Bryce Harper's electrifying, unworldly, second-half performance made him worthy of National League MVP honors. But his numbers with the mediocre Philadelphia Phillies yielded little more than a gold-star sticker next to his name, as the franchise missed the playoffs for a 10th consecutive season. Eventually, Harper will need to accept that, no matter how well he performs, he's more likely to be playing golf every October than competing for a world championship with the Phillies.

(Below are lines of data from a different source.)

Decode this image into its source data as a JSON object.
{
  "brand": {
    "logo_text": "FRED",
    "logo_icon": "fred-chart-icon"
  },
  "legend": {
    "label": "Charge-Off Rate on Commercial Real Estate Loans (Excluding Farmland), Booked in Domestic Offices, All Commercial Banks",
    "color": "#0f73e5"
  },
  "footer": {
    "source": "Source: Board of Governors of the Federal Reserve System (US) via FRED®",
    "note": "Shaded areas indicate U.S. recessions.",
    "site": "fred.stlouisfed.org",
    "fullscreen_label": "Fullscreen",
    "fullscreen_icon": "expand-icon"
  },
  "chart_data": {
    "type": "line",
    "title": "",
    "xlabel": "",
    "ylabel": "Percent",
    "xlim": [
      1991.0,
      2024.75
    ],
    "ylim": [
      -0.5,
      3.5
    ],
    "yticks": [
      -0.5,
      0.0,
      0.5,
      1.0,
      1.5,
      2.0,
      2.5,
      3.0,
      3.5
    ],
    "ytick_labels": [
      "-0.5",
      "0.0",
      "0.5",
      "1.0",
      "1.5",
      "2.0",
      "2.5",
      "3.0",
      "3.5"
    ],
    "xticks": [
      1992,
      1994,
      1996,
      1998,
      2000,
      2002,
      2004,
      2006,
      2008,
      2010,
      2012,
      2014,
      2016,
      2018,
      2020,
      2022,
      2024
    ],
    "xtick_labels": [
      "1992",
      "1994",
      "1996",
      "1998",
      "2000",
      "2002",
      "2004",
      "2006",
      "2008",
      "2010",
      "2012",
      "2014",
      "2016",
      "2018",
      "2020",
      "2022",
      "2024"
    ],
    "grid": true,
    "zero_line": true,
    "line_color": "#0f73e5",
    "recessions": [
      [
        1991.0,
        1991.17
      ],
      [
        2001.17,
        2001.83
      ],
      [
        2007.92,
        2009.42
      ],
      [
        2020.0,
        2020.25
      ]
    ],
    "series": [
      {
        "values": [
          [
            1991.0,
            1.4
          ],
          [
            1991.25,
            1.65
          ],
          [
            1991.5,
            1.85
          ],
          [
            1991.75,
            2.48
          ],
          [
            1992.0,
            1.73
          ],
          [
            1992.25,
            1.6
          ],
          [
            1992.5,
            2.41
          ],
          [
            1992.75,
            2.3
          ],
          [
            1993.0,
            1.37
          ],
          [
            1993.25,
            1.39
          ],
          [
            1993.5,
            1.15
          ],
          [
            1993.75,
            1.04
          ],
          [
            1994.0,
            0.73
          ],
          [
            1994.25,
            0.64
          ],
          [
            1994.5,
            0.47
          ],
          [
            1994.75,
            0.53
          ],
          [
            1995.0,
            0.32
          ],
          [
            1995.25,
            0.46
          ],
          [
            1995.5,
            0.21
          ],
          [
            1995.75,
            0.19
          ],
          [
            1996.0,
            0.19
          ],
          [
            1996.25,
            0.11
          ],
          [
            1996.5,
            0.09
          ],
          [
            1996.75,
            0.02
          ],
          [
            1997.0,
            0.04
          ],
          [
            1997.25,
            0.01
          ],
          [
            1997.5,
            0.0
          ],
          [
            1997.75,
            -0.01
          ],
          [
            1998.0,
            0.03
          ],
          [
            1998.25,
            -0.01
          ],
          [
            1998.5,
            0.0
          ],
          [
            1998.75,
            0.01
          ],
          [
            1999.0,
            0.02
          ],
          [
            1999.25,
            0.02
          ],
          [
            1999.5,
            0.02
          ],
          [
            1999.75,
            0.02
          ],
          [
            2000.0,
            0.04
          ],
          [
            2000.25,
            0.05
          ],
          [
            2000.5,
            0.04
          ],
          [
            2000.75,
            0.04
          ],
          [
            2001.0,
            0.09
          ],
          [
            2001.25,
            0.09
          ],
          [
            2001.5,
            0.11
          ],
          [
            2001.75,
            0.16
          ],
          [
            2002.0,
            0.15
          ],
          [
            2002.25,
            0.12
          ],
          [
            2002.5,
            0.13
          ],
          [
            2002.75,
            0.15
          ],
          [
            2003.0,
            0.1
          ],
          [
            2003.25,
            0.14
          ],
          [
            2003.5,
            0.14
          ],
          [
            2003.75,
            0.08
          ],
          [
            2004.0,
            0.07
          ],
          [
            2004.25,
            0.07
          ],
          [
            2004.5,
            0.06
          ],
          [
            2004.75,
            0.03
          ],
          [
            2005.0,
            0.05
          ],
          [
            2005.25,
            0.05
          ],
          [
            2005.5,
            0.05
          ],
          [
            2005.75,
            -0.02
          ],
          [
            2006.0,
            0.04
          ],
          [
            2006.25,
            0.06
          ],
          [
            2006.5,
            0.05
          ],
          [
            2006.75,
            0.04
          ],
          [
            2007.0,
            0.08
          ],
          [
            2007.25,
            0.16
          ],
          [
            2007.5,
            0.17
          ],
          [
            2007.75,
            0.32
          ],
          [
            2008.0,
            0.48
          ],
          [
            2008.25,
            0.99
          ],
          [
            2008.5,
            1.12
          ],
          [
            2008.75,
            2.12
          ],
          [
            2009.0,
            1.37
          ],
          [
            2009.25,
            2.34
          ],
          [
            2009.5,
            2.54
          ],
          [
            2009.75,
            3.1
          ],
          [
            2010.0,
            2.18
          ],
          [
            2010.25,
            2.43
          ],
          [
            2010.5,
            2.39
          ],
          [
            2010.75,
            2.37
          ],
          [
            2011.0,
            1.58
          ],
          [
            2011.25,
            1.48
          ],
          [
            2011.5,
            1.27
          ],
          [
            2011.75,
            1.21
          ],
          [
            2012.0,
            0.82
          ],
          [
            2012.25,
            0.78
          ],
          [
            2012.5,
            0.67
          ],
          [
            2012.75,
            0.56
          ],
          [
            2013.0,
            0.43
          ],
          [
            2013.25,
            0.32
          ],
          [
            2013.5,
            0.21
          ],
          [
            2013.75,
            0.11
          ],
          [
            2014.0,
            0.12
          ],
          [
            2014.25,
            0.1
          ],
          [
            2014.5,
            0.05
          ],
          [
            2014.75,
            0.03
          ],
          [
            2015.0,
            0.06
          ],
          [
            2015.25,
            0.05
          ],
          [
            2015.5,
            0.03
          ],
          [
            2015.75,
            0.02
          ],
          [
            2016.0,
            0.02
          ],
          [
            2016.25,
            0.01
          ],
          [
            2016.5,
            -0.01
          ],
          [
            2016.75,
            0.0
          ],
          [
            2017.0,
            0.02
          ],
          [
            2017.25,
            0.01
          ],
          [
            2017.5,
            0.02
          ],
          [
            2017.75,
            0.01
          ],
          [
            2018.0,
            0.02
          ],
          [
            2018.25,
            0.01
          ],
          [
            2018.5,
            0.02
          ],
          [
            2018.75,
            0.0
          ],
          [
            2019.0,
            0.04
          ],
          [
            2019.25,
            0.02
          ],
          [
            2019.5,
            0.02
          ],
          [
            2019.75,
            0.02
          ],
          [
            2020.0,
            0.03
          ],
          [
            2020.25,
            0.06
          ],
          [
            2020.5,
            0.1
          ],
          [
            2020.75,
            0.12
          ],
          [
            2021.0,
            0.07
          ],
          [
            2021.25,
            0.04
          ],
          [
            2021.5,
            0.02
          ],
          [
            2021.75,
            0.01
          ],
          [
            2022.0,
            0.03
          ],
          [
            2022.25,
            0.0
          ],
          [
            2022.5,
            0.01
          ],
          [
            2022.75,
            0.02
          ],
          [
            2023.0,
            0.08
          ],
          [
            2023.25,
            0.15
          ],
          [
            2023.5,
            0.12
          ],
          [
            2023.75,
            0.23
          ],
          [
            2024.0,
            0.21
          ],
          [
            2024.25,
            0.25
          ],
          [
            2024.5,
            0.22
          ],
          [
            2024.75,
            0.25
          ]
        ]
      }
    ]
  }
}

Make no mistake about it -- Harper didn't sign a 13-year, $330 million contract with Philadelphia because they gave him the best shot at immediate success. Despite what he may say about believing they could build a contender, there were options to go elsewhere, and he sold his services to the highest bidder. Harper would've had a much better shot at winning a championship with the Los Angeles Dodgers or San Francisco Giants, both of which offered him shorter contracts.
No one can blame Harper for accepting a deal holding similar valuation as a Powerball jackpot. But signing with a franchise plagued by a lack of recent success, holes up and down the roster, and no true vision for improvement comes with consequences. Most notably, Harper's legacy and the narrative around his career will revolve around being an excellent player who never achieved team success.
Much like Los Angeles Angels superstar Mike Trout, Harper won't lack in MVP trophies or Silver Slugger awards on his mantle. His case for the Hall of Fame is certainly compelling. But he may never win even another division crown.
Unfortunately for Harper, his long-term prospects of winning in Philadelphia are bleak. The Phillies have constructed a roster around aging veterans, and are operating with an extremely small window for success. Their current core of J.T. Realmuto ( age 31), Jean Segura (31), Rhys Hoskins (28), Zach Wheeler (31), and Harper (29) isn't getting younger, and one could argue all five guys are nearing the end of their prime. There's nothing wrong with leaning on the fab five, but the Phillies have no solid complimentary pieces.
The Phillies have holes in the outfield, at third base, in the bullpen, and in the backend of the rotation. After spending significant money on lengthy deals -- Harper, Realmuto, and Wheeler are due a combined $75 million in 2022 -- they have much less to spend in free agency. Their farm system also ranks among the worst in MLB, restricting their ability to acquire valuable pieces in a trade.
Typically, having glaring needs at several positions and a depleted minor league system would warrant a full-fledged rebuild. But the Phillies' front office has decided to force a square peg into a round hole, attempting to mask the crumbling foundation with a shiny new layer of paint. The common thread between the top teams in baseball is that they're built around young talent. Philadelphia, however, has tried to use an outdated formula for success, attempting to buy its way to relevancy.
Harper has publicly expressed disdain toward the organization's approach at team building, challenging them to be better. "We can't just keep going out and buying and buying and buying," Harper told reporters following the team's regular season finale. "We need homegrown talent."
The disgruntled star understands his team's flawed strategy, and knows that it needs to change, and soon. After all, the clock is ticking on his career. But it's fair to wonder how much of Harper's vision for the team's future is attainable, as opposed to being a pipedream built on an unachievable premise.
Dave Dombrowski, the Phillies' second-year president of baseball operations, is in win-now mode. If Philadelphia doesn't achieve success in the next few seasons, he'll be gone, leaving little incentive to care about the franchise's long-term outlook. Realistically, though, Philadelphia is more likely to be a sub-.500 team over the next couple years, before ultimately bottoming out and having to start over.
It may be a tough pill to swallow, but Harper is likely to spend the remainder of his career sitting on the couch in October. The last two full-season champions (Washington Nationals, Atlanta Braves) have come out of the NL East, and for Harper, this thought should feel worse than a game-ending strikeout with the bases loaded.